Egypt’s Foreign Reserves Drop for 1st Time in 2 Years

Egypt’s Foreign Reserves Drop for 1st Time in 2 Years
A man counts Egyptian pounds banknotes at a foreign currency exchange bureau in Cairo, Egypt, on Friday, Aug. 7, 2015. The Suez canal extension and other construction projects have boosted the economy, which grew above 4 percent in the nine months to March for the first time since 2010. Photographer: Shawn Baldwin/Bloomberg

The Central Bank of Egypt (CBE) has unveiled that the country’s foreign currency reserves dropped last December for the first time since the EGP flotation, standing at USD 42.551 bn compared to USD 44.513 bn at the end of November, Invest-Gate reports.

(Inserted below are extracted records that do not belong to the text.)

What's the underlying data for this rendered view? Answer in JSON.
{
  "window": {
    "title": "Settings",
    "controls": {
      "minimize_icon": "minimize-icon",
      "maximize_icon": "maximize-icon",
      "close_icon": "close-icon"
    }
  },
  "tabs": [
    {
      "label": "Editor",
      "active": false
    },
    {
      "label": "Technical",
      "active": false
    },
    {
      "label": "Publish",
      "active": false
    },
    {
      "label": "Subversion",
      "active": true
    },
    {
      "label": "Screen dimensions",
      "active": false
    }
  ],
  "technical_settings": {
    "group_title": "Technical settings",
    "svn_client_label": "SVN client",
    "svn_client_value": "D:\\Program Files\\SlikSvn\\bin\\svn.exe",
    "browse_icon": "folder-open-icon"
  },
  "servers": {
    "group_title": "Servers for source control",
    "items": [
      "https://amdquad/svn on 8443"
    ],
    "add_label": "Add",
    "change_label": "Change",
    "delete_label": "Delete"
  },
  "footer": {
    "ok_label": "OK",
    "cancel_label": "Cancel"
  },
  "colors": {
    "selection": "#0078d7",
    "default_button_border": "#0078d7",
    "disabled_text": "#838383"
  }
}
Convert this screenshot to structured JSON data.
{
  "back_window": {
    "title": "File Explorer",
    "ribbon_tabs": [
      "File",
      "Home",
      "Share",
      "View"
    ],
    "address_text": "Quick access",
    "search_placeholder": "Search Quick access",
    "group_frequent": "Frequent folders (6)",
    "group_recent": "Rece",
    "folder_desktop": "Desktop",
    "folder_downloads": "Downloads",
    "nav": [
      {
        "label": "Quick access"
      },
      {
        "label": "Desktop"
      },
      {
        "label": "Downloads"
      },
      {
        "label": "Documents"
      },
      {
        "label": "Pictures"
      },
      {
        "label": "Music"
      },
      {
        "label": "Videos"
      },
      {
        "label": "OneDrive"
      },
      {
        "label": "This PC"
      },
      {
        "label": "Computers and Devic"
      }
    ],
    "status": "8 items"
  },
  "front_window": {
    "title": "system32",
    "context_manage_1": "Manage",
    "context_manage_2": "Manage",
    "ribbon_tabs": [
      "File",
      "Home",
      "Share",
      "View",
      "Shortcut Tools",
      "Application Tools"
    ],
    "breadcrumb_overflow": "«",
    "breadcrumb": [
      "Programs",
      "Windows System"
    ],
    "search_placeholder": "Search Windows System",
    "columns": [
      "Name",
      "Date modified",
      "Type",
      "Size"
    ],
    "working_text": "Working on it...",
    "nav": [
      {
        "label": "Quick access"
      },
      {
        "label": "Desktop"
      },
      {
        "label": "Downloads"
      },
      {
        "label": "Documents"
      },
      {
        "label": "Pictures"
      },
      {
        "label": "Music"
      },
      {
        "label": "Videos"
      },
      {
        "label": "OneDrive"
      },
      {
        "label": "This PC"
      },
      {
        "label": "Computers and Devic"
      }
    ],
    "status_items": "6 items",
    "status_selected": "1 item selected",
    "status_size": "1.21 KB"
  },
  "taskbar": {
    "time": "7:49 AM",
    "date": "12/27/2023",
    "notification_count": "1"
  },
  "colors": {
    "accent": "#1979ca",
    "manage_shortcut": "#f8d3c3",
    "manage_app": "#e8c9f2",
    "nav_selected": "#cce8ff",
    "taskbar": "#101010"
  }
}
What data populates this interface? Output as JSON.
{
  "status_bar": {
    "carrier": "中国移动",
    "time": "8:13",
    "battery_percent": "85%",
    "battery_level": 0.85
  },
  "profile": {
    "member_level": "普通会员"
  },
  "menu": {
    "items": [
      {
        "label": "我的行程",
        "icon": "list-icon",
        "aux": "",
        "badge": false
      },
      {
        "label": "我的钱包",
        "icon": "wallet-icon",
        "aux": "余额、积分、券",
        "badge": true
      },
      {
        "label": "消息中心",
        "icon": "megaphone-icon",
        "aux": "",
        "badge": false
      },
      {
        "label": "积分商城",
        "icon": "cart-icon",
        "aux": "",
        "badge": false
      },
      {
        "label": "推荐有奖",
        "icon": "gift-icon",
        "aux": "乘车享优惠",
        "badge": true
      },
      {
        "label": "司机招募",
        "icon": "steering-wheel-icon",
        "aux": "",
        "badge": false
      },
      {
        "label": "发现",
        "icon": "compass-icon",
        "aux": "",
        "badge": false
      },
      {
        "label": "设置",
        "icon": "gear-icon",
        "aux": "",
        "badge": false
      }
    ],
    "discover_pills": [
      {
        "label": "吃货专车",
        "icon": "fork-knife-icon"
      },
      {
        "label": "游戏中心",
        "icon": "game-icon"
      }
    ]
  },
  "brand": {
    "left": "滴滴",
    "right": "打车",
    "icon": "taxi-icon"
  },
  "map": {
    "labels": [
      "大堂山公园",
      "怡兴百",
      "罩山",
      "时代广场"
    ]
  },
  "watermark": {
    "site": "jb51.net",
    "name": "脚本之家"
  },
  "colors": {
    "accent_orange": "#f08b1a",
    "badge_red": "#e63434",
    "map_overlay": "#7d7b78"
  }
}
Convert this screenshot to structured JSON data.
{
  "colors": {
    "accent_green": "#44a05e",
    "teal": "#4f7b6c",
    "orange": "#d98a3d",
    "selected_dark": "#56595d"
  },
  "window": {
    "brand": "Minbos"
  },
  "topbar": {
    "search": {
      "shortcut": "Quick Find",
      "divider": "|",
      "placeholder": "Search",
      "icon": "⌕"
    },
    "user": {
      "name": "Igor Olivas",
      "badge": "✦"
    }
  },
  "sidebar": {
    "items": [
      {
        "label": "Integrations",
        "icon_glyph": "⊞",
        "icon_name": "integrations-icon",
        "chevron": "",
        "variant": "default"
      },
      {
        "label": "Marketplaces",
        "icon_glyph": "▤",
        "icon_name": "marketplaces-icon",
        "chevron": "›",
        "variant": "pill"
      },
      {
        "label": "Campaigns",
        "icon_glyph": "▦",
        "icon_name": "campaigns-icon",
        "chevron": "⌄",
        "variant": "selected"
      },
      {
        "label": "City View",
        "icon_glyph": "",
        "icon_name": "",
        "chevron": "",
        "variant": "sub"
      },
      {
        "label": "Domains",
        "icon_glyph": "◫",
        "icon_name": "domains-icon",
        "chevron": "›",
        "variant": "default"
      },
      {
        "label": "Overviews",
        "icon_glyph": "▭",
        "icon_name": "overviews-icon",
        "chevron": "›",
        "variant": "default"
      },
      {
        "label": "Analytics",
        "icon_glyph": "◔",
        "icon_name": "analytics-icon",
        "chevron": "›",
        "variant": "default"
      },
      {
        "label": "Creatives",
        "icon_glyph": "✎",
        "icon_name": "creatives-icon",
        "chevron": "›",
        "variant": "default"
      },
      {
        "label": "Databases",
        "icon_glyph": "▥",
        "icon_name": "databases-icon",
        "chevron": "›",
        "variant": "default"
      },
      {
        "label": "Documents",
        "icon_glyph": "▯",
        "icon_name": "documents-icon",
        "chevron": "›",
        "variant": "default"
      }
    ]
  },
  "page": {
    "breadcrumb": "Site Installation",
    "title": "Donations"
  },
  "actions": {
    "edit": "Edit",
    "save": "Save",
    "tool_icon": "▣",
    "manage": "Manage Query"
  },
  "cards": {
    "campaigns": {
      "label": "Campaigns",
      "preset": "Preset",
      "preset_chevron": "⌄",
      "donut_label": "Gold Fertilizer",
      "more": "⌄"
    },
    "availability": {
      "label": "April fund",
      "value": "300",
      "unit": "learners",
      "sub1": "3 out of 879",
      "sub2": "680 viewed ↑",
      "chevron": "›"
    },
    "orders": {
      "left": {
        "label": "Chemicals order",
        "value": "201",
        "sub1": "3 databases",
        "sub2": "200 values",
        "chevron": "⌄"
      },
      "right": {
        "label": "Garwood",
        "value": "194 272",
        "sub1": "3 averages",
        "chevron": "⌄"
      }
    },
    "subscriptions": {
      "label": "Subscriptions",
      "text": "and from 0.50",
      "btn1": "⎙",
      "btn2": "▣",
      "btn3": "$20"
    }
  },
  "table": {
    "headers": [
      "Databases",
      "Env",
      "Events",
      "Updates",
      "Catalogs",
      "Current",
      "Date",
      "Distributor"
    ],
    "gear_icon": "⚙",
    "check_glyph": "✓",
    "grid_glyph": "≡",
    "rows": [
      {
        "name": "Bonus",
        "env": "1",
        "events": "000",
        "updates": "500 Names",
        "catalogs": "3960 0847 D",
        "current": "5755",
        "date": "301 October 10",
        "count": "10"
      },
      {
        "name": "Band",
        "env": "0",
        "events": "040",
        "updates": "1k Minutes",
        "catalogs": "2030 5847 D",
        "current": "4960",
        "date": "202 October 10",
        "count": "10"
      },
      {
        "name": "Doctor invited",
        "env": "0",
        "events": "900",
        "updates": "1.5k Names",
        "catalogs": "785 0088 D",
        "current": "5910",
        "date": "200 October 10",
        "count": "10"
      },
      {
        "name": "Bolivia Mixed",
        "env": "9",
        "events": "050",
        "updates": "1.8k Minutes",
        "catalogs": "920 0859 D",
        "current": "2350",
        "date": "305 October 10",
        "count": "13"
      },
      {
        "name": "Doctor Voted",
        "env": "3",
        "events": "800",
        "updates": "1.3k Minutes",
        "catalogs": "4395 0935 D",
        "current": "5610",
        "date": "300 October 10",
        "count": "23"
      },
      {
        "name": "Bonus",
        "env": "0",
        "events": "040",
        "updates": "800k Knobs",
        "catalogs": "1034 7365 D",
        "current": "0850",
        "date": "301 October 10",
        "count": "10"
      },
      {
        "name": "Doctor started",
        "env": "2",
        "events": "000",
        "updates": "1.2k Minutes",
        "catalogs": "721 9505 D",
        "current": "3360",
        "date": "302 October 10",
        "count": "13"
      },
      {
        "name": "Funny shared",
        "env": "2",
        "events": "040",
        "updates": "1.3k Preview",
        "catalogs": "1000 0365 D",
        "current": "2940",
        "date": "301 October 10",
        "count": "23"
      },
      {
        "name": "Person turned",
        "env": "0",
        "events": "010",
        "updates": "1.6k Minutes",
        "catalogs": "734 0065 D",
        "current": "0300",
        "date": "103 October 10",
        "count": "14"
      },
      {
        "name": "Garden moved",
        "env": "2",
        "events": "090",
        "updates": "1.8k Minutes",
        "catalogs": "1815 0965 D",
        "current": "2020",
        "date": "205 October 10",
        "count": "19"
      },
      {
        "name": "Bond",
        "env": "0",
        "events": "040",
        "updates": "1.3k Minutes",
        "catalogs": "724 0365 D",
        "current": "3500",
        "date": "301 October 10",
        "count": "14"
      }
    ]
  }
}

“The recent drop in the foreign currency reserves to the government’s payment of loan interest and treasury bills ‎to foreign investors,” an official source at the CBE told state-run MENA news agency on January 7.

The last time Egypt’s foreign currency reserves fell was in October 2016 – a month before it clinched a USD 12 bn loan from the International Monetary Fund (IMF) in the same year to ease an acute shortage of foreign currency, which involved a currency float.

In June 2017, Egypt’s foreign debt stood at USD 79 bn while the burden of foreign debt service reached USD 13.2 bn during the FY 2017/18 versus USD 7.32 bn in the prior fiscal year, according to CBE’s figures.

The central bank had attributed this hike to higher loans as well as a jump in the exchange rate of foreign currencies against the USD, which accounted for a USD 0.4 bn increase.